(Part one)
Once the soul is purged of those worldly senses, and you feel emptied and hollow, that’s where God’s work truly begins.
As promised, part two of Dark Night of the Soul isn’t a romp through the flowers. It’s not just a sweet night of prayer and worship. It’s pain and torment (states chapter 5). It’s confronting your own sinfulness and the weakness of humanity in the light of God. It’s the inability to even connect with Him, despite understanding just how much it’s needed. But it’s only when the soul is completely emptied of self that God has room to enter in.
The most frustrating part is how the suffering soul is powerless to any of it. There is nothing that we can do, no amount of fervent prayer that will bring us closer to Him. At this point, God is in control. And we don’t even know He’s doing it. God works in secret, shining His light into this emptied soul in such a way that the person doesn’t even notice. But isn’t that how it always works? He is always weaving things without our notice, not until we look back and see where He’s made His mark. But it’s easier to see these things in the physical life. It’s much, much harder to peer into our own souls.
It’s God Himself Who is now working in the soul, and the soul is therefore powerless. Hence it comes that it cannot pray or give much attention to divine things. Neither can it attend to temporal matters, for it falls into frequent distractions, and the memory is so profoundly weakened, that many hours pass by without its knowing what it has done or thought. (Chapter 8)
Don’t I know it.
But what’s the point? Why go through the dark night at all? Why go through the suffering and feelings of abandonment? There’s a reason this is called a purgation. Like Purgatory itself, it’s a cleansing. We must experience the fire of purgation, the emptying of self, to become truly holy. This is when the soul becomes spiritual, disconnected from the things of this world. The soul is stronger in this state of darkness. It means God is its guide, giving it strength and courage. Only when the soul is broken down can it slowly, painfully, experience a regrowth, guided by and yearning for God. We absorb His strength and courage. We certainly have none of that on our own.

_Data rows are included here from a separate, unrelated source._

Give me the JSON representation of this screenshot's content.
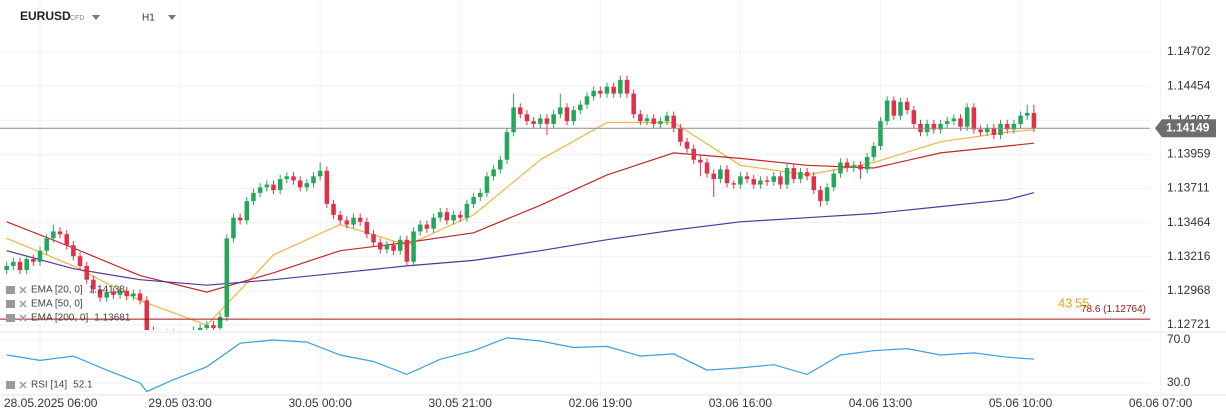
{
  "chart_data": {
    "type": "candlestick",
    "symbol": "EURUSD",
    "instrument_type": "CFD",
    "timeframe": "H1",
    "up_color": "#26a65b",
    "down_color": "#e0314b",
    "xlim": [
      -1,
      182.8
    ],
    "xticks": [
      {
        "value": 5,
        "label": "28.05.2025 06:00"
      },
      {
        "value": 26,
        "label": "29.05 03:00"
      },
      {
        "value": 47,
        "label": "30.05 00:00"
      },
      {
        "value": 68,
        "label": "30.05 21:00"
      },
      {
        "value": 89,
        "label": "02.06 19:00"
      },
      {
        "value": 110,
        "label": "03.06 16:00"
      },
      {
        "value": 131,
        "label": "04.06 13:00"
      },
      {
        "value": 152,
        "label": "05.06 10:00"
      },
      {
        "value": 173,
        "label": "06.06 07:00"
      }
    ],
    "ylim": [
      1.12685,
      1.15079
    ],
    "yticks": [
      1.14702,
      1.14454,
      1.14207,
      1.13959,
      1.13711,
      1.13464,
      1.13216,
      1.12968,
      1.12721
    ],
    "grid": true,
    "open": [
      1.1312,
      1.1315,
      1.1318,
      1.1312,
      1.132,
      1.1318,
      1.1326,
      1.1335,
      1.134,
      1.1338,
      1.133,
      1.1322,
      1.1315,
      1.1305,
      1.1298,
      1.1292,
      1.1296,
      1.1294,
      1.1297,
      1.1293,
      1.1295,
      1.129,
      1.1268,
      1.1264,
      1.1262,
      1.1266,
      1.126,
      1.1263,
      1.1265,
      1.1268,
      1.127,
      1.1272,
      1.127,
      1.1278,
      1.1335,
      1.135,
      1.1348,
      1.1362,
      1.1368,
      1.1372,
      1.1374,
      1.137,
      1.1378,
      1.138,
      1.1377,
      1.1372,
      1.1375,
      1.138,
      1.1384,
      1.136,
      1.1352,
      1.1348,
      1.1345,
      1.135,
      1.1347,
      1.1338,
      1.1332,
      1.1327,
      1.133,
      1.1326,
      1.1334,
      1.1318,
      1.134,
      1.1345,
      1.1342,
      1.135,
      1.1354,
      1.1348,
      1.1352,
      1.135,
      1.136,
      1.1365,
      1.1368,
      1.138,
      1.1385,
      1.1392,
      1.1412,
      1.143,
      1.1425,
      1.142,
      1.1418,
      1.1422,
      1.1418,
      1.1425,
      1.143,
      1.142,
      1.1428,
      1.1432,
      1.1438,
      1.1442,
      1.144,
      1.1445,
      1.144,
      1.145,
      1.144,
      1.1425,
      1.142,
      1.1422,
      1.1418,
      1.142,
      1.1424,
      1.1415,
      1.1405,
      1.14,
      1.1392,
      1.139,
      1.1382,
      1.1378,
      1.1385,
      1.1375,
      1.1374,
      1.138,
      1.1378,
      1.1374,
      1.1377,
      1.1376,
      1.138,
      1.1374,
      1.1386,
      1.1378,
      1.1383,
      1.138,
      1.137,
      1.1362,
      1.1372,
      1.1382,
      1.139,
      1.1386,
      1.1388,
      1.1385,
      1.1394,
      1.1402,
      1.142,
      1.1435,
      1.1424,
      1.1434,
      1.1428,
      1.1418,
      1.1412,
      1.1418,
      1.1414,
      1.1418,
      1.142,
      1.1422,
      1.1416,
      1.143,
      1.1414,
      1.1412,
      1.1415,
      1.141,
      1.1418,
      1.1414,
      1.1418,
      1.1424,
      1.1426
    ],
    "high": [
      1.1318,
      1.1321,
      1.1321,
      1.1323,
      1.1323,
      1.1329,
      1.1338,
      1.1345,
      1.1343,
      1.1341,
      1.1333,
      1.1325,
      1.1318,
      1.1308,
      1.1301,
      1.1299,
      1.1299,
      1.13,
      1.13,
      1.1298,
      1.1298,
      1.1293,
      1.1271,
      1.1267,
      1.1269,
      1.1269,
      1.1266,
      1.1268,
      1.1271,
      1.1273,
      1.1275,
      1.1275,
      1.1281,
      1.1338,
      1.1353,
      1.1353,
      1.1365,
      1.1371,
      1.1375,
      1.1377,
      1.1377,
      1.1381,
      1.1383,
      1.1383,
      1.138,
      1.1378,
      1.1383,
      1.139,
      1.1387,
      1.1363,
      1.1355,
      1.1351,
      1.1353,
      1.1353,
      1.135,
      1.1341,
      1.1335,
      1.1333,
      1.1333,
      1.1337,
      1.1337,
      1.1343,
      1.1348,
      1.1348,
      1.1353,
      1.1357,
      1.1357,
      1.1355,
      1.1355,
      1.1363,
      1.1368,
      1.1371,
      1.1383,
      1.1388,
      1.1395,
      1.1415,
      1.144,
      1.1433,
      1.1428,
      1.1423,
      1.1425,
      1.1425,
      1.1428,
      1.144,
      1.1433,
      1.1431,
      1.1435,
      1.1441,
      1.1445,
      1.1445,
      1.1448,
      1.1448,
      1.1453,
      1.1453,
      1.1443,
      1.1428,
      1.1425,
      1.1425,
      1.1423,
      1.1427,
      1.1427,
      1.1418,
      1.1408,
      1.1403,
      1.1395,
      1.1393,
      1.1385,
      1.1388,
      1.1388,
      1.1377,
      1.1383,
      1.1383,
      1.1381,
      1.138,
      1.138,
      1.1383,
      1.1383,
      1.1389,
      1.1389,
      1.1386,
      1.1386,
      1.1383,
      1.1373,
      1.1375,
      1.1385,
      1.1393,
      1.1393,
      1.1391,
      1.1391,
      1.1397,
      1.1405,
      1.1423,
      1.1438,
      1.1438,
      1.1437,
      1.1437,
      1.1431,
      1.1421,
      1.1421,
      1.1421,
      1.1421,
      1.1423,
      1.1425,
      1.1425,
      1.1433,
      1.1433,
      1.1417,
      1.1418,
      1.1418,
      1.1421,
      1.1421,
      1.1421,
      1.1427,
      1.1432,
      1.1432
    ],
    "low": [
      1.1309,
      1.1312,
      1.1309,
      1.1309,
      1.1315,
      1.1315,
      1.1323,
      1.1332,
      1.1335,
      1.1327,
      1.1319,
      1.1312,
      1.1302,
      1.1295,
      1.1289,
      1.1289,
      1.1291,
      1.1291,
      1.129,
      1.129,
      1.1287,
      1.1265,
      1.1261,
      1.1259,
      1.1259,
      1.1257,
      1.1257,
      1.126,
      1.1262,
      1.1265,
      1.1267,
      1.1267,
      1.1267,
      1.1275,
      1.1332,
      1.1345,
      1.1345,
      1.1359,
      1.1365,
      1.1369,
      1.1367,
      1.1367,
      1.1375,
      1.1374,
      1.1369,
      1.1369,
      1.1372,
      1.1377,
      1.1357,
      1.1349,
      1.1345,
      1.1342,
      1.1342,
      1.1344,
      1.1335,
      1.1329,
      1.1324,
      1.1324,
      1.1323,
      1.1323,
      1.1315,
      1.1315,
      1.1337,
      1.1339,
      1.1339,
      1.1347,
      1.1345,
      1.1345,
      1.1347,
      1.1347,
      1.1357,
      1.1362,
      1.1365,
      1.1377,
      1.1382,
      1.1389,
      1.1409,
      1.1422,
      1.1417,
      1.1415,
      1.1415,
      1.141,
      1.1415,
      1.1422,
      1.1417,
      1.1417,
      1.1425,
      1.1429,
      1.1435,
      1.1437,
      1.1437,
      1.1437,
      1.1437,
      1.1437,
      1.1422,
      1.1417,
      1.1417,
      1.1415,
      1.1415,
      1.1417,
      1.1412,
      1.1402,
      1.1397,
      1.1389,
      1.138,
      1.1379,
      1.1365,
      1.1375,
      1.1372,
      1.1371,
      1.1371,
      1.1375,
      1.1371,
      1.1371,
      1.1373,
      1.1373,
      1.1371,
      1.1371,
      1.1375,
      1.1375,
      1.1377,
      1.1367,
      1.1358,
      1.1359,
      1.1369,
      1.1379,
      1.1383,
      1.1383,
      1.1378,
      1.1382,
      1.1391,
      1.1399,
      1.1417,
      1.1421,
      1.1421,
      1.1425,
      1.1415,
      1.1409,
      1.1409,
      1.1411,
      1.1411,
      1.1415,
      1.1417,
      1.1413,
      1.1413,
      1.1411,
      1.1409,
      1.1409,
      1.1407,
      1.1407,
      1.1411,
      1.1411,
      1.1415,
      1.1421,
      1.1412
    ],
    "close": [
      1.1315,
      1.1318,
      1.1312,
      1.132,
      1.1318,
      1.1326,
      1.1335,
      1.134,
      1.1338,
      1.133,
      1.1322,
      1.1315,
      1.1305,
      1.1298,
      1.1292,
      1.1296,
      1.1294,
      1.1297,
      1.1293,
      1.1295,
      1.129,
      1.1268,
      1.1264,
      1.1262,
      1.1266,
      1.126,
      1.1263,
      1.1265,
      1.1268,
      1.127,
      1.1272,
      1.127,
      1.1278,
      1.1335,
      1.135,
      1.1348,
      1.1362,
      1.1368,
      1.1372,
      1.1374,
      1.137,
      1.1378,
      1.138,
      1.1377,
      1.1372,
      1.1375,
      1.138,
      1.1384,
      1.136,
      1.1352,
      1.1348,
      1.1345,
      1.135,
      1.1347,
      1.1338,
      1.1332,
      1.1327,
      1.133,
      1.1326,
      1.1334,
      1.1318,
      1.134,
      1.1345,
      1.1342,
      1.135,
      1.1354,
      1.1348,
      1.1352,
      1.135,
      1.136,
      1.1365,
      1.1368,
      1.138,
      1.1385,
      1.1392,
      1.1412,
      1.143,
      1.1425,
      1.142,
      1.1418,
      1.1422,
      1.1418,
      1.1425,
      1.143,
      1.142,
      1.1428,
      1.1432,
      1.1438,
      1.1442,
      1.144,
      1.1445,
      1.144,
      1.145,
      1.144,
      1.1425,
      1.142,
      1.1422,
      1.1418,
      1.142,
      1.1424,
      1.1415,
      1.1405,
      1.14,
      1.1392,
      1.139,
      1.1382,
      1.1378,
      1.1385,
      1.1375,
      1.1374,
      1.138,
      1.1378,
      1.1374,
      1.1377,
      1.1376,
      1.138,
      1.1374,
      1.1386,
      1.1378,
      1.1383,
      1.138,
      1.137,
      1.1362,
      1.1372,
      1.1382,
      1.139,
      1.1386,
      1.1388,
      1.1385,
      1.1394,
      1.1402,
      1.142,
      1.1435,
      1.1424,
      1.1434,
      1.1428,
      1.1418,
      1.1412,
      1.1418,
      1.1414,
      1.1418,
      1.142,
      1.1422,
      1.1416,
      1.143,
      1.1414,
      1.1412,
      1.1415,
      1.141,
      1.1418,
      1.1414,
      1.1418,
      1.1424,
      1.1426,
      1.14149
    ],
    "indicators": [
      {
        "name": "EMA [20, 0]",
        "last_value": 1.14138,
        "color": "#f2b443",
        "x": [
          0,
          10,
          20,
          30,
          40,
          50,
          60,
          70,
          80,
          90,
          100,
          110,
          120,
          130,
          140,
          150,
          154
        ],
        "values": [
          1.1335,
          1.1315,
          1.129,
          1.1272,
          1.1323,
          1.1345,
          1.133,
          1.1352,
          1.1392,
          1.1419,
          1.1419,
          1.1388,
          1.1381,
          1.139,
          1.1405,
          1.1412,
          1.14138
        ]
      },
      {
        "name": "EMA [50, 0]",
        "color": "#c0282a",
        "x": [
          0,
          10,
          20,
          30,
          40,
          50,
          60,
          70,
          80,
          90,
          100,
          110,
          120,
          130,
          140,
          150,
          154
        ],
        "values": [
          1.1347,
          1.1328,
          1.1308,
          1.1296,
          1.131,
          1.1326,
          1.1332,
          1.1339,
          1.1359,
          1.1381,
          1.1397,
          1.1393,
          1.1388,
          1.1386,
          1.1397,
          1.1402,
          1.1404
        ]
      },
      {
        "name": "EMA [200, 0]",
        "last_value": 1.13681,
        "color": "#4b3a9e",
        "x": [
          0,
          10,
          20,
          30,
          40,
          50,
          60,
          70,
          80,
          90,
          100,
          110,
          120,
          130,
          140,
          150,
          154
        ],
        "values": [
          1.1326,
          1.1313,
          1.1305,
          1.1301,
          1.1305,
          1.131,
          1.1315,
          1.1319,
          1.1326,
          1.1334,
          1.1341,
          1.1347,
          1.135,
          1.1353,
          1.1358,
          1.1363,
          1.13681
        ]
      }
    ],
    "current_price": 1.14149,
    "fib_level": {
      "label": "78.6 (1.12764)",
      "value": 1.12764,
      "color": "#a31515"
    },
    "countdown": [
      "43",
      "55"
    ],
    "rsi": {
      "name": "RSI [14]",
      "last_value": 52.1,
      "color": "#3b9fe0",
      "ylim": [
        18.8,
        77.4
      ],
      "yticks": [
        {
          "value": 70,
          "label": "70.0"
        },
        {
          "value": 30,
          "label": "30.0"
        }
      ],
      "x": [
        0,
        5,
        10,
        15,
        20,
        21,
        25,
        30,
        35,
        40,
        45,
        50,
        55,
        60,
        65,
        70,
        75,
        80,
        85,
        90,
        95,
        100,
        105,
        110,
        115,
        120,
        125,
        130,
        135,
        140,
        145,
        150,
        154
      ],
      "values": [
        56,
        51,
        55,
        42,
        30,
        22,
        33,
        45,
        67,
        70,
        68,
        56,
        50,
        38,
        52,
        60,
        72,
        69,
        63,
        64,
        55,
        57,
        42,
        44,
        47,
        38,
        56,
        60,
        62,
        56,
        58,
        54,
        52.1
      ]
    }
  }
}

It seems impossible, honestly. It’s a cleansing of the spirit akin to the fires of Purgatory. How can anyone be purified while still in this life? St. John of the Cross admits that most people don’t. Most of us can only go so far. But he concludes:
love and faith, now burning within [the soul], drawing the heart towards the Beloved, influence and guide it, and make it fly upwards to God along the road of solitude, while it knows neither how nor by what means that is done. (chapter 25)
Allowing God to lead? Living the life we’re truly meant to live? Even if we don’t get there in this life, it’s a promise of what’s to come after.